A roof that is perfectly level or slightly pitched is referred to as a flat roof. Since this type of roof is not visible from the ground, the inspection must be made from the roof itself. As with a pitched roof, a flat roof should be the first item inspected. Safe access to the roof is of prime importance. If the building is higher than one story, the roof should be accessible from the interior. Anything other than an interior means of access is a potential hazard and is considered a deficiency in the struc-ture’s design. If the roof you are inspecting is flat and is more than one story high with no interior access, it is best to have it inspected by a professional roofer.
Ventilation of the area directly below the roof deck is needed to minimize the moisture buildup in this area. An excessive moisture condition can result in deterioration of the roof deck, a lowering of the thermal resistance of the insulation, and, eventually, damage to the interior of the structure. During the cooler months, the moisture trapped in the area between the roof and the upper-level ceiling will condense, drip onto the insulation, and cause random water stains on the ceiling. Adequate ventilation of this area is also important in reducing the summer heat load on the rooms located immediately below the roof.

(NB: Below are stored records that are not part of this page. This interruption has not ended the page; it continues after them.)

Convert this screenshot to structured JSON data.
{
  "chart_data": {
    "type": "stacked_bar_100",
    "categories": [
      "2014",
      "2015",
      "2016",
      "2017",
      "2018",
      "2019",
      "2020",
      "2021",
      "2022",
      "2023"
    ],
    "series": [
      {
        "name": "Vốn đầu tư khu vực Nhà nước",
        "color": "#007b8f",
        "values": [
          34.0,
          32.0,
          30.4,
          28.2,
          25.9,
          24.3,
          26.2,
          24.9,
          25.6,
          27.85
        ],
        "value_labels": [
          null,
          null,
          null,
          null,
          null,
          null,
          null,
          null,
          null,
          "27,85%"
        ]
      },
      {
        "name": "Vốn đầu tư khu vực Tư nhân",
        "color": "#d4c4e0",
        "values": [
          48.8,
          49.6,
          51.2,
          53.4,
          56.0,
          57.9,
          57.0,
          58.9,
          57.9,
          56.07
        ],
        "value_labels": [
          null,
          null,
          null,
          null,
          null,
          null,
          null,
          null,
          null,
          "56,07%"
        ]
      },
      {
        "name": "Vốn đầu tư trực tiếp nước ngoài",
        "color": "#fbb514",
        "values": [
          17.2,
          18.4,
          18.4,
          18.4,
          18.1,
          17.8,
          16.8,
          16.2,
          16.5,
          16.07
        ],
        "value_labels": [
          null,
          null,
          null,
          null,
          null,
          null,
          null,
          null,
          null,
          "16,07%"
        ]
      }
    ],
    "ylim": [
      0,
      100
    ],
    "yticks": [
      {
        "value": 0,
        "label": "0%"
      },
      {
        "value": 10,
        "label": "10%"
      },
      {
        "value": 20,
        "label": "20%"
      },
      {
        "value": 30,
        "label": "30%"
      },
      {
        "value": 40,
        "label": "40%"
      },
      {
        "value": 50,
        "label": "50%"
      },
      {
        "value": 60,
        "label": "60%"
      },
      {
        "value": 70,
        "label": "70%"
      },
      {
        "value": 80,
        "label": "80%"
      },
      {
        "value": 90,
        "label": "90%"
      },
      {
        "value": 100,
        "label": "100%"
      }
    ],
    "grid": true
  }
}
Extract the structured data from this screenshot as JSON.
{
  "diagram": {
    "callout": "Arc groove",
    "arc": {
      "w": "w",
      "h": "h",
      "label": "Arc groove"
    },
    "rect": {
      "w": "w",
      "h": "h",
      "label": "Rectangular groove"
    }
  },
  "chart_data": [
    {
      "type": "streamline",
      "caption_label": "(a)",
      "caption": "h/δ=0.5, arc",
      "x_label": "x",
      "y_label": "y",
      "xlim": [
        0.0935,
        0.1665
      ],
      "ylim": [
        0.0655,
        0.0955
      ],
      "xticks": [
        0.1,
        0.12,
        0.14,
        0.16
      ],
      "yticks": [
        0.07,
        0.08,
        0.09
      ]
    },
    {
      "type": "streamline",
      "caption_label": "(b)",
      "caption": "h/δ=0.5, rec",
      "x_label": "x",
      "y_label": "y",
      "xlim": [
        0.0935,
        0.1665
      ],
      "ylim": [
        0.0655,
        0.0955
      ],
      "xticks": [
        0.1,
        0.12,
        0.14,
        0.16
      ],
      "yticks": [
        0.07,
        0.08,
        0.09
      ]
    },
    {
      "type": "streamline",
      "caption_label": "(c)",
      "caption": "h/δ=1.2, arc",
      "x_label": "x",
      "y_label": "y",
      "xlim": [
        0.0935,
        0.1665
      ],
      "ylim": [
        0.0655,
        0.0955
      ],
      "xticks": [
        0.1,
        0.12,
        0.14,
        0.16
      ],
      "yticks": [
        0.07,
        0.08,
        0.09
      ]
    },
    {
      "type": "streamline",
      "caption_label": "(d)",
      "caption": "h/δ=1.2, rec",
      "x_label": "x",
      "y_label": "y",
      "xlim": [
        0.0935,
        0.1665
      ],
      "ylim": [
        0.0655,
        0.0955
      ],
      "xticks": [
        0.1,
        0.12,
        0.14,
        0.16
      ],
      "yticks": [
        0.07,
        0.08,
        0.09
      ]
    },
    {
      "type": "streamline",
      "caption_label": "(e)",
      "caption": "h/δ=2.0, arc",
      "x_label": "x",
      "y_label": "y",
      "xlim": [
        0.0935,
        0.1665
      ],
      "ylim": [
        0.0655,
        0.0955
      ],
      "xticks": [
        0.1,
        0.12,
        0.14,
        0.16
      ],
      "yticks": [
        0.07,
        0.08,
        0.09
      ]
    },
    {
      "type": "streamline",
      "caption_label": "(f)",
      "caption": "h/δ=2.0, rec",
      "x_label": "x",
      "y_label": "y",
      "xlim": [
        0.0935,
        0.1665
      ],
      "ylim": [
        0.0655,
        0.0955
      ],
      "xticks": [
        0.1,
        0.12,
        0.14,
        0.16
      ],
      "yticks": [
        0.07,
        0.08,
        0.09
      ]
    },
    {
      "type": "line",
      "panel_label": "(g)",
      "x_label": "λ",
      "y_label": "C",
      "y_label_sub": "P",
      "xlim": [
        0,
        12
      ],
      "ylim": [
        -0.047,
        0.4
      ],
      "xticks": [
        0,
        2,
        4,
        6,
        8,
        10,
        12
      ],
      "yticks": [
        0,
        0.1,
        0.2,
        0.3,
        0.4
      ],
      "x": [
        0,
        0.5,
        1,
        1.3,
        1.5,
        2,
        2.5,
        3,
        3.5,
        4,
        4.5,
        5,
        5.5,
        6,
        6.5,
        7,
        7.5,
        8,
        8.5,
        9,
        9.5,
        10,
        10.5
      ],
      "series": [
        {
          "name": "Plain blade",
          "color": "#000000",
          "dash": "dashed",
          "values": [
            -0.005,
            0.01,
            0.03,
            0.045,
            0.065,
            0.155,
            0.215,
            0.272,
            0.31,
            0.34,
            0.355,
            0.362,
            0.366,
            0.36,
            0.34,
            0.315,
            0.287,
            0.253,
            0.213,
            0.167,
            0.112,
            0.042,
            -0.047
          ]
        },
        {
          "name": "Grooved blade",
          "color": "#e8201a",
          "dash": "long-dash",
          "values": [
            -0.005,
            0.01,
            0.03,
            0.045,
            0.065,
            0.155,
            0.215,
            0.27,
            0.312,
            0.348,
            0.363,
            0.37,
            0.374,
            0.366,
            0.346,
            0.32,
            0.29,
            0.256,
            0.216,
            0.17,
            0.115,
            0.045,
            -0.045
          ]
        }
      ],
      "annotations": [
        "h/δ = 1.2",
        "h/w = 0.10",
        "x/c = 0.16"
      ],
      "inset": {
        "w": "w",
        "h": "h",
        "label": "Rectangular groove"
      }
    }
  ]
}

All too often, provisions for ventilation have been omitted by the builder. Therefore, when inspecting a flat roof, be sure to look for ventilation openings. The openings might be in the form of roof vents (vertical pipes protruding through the roof deck) or open areas in the side of the building just below the roof. Roof vents are often shielded from the rain by a cover and should not be confused with the plumbing vent stacks, which also protrude through the roof deck. The plumbing vent stack is connected to the house sewer line and is easily identified by the odor of the discharging gases. If no ventilation openings are noted, that fact should be marked on your worksheet, and installation of ventilation openings should be considered.
A flat roof must have a watertight covering, rather than one that merely sheds water, to protect the area below the roof from water intrusion. The most common types of flat-roof coverings are built-up, single-ply, roll roofing, and metal. When inspecting a flat roof, look for ponded water. In the past, it was considered desirable to have a roof that was perpetually flooded, because the standing water would reduce the heat load during the summer.
Today, ponded water on a roof is no longer considered desirable, since the disadvantages far outweigh the advantages. Ponded water can become a breeding place for insects and can promote the growth of vegetation and fungi. (See FIG. 2-9.) The roots of plants growing on the roof can puncture an asphalt cover-ing. The freezing of ponded water that has penetrated into the layers of a built-up roof can delaminate the roof covering. The temperature difference of the wet and dry areas on a randomly ponded roof results in differential expansion that might cause warping and cracking of the roof cover. If you see ponded water or signs of past ponding on the roof during your inspection, note the location on your worksheet as an area that should be drained.
A properly designed roof should have provisions for drainage. Two basic drainage designs are used in a flat roof—the perimeter system and the interior drainage system. In the perimeter system, water that drains from the interior portions of the roof collects in gutters or scuppers (openings in a parapet wall) located along the perimeter and then flows into downspouts or merely drips off the roof. In the interior drainage system, drains are located in the roof itself and are connected to downspouts that run through the interior of the structure. Look for one of these drainage systems as you walk around the roof. The interior roof drains are often clogged with debris and are sometimes set higher than the surrounding area, a condition that results in ponding. Look for cracks around the joints between the roof drain and the roof covering.
When inspecting a flat roof, you should also inspect all roof-mounted structures and projections such as skylights, hatch covers, chimneys, vent stacks, and so on. These items are discussed in chapter 3.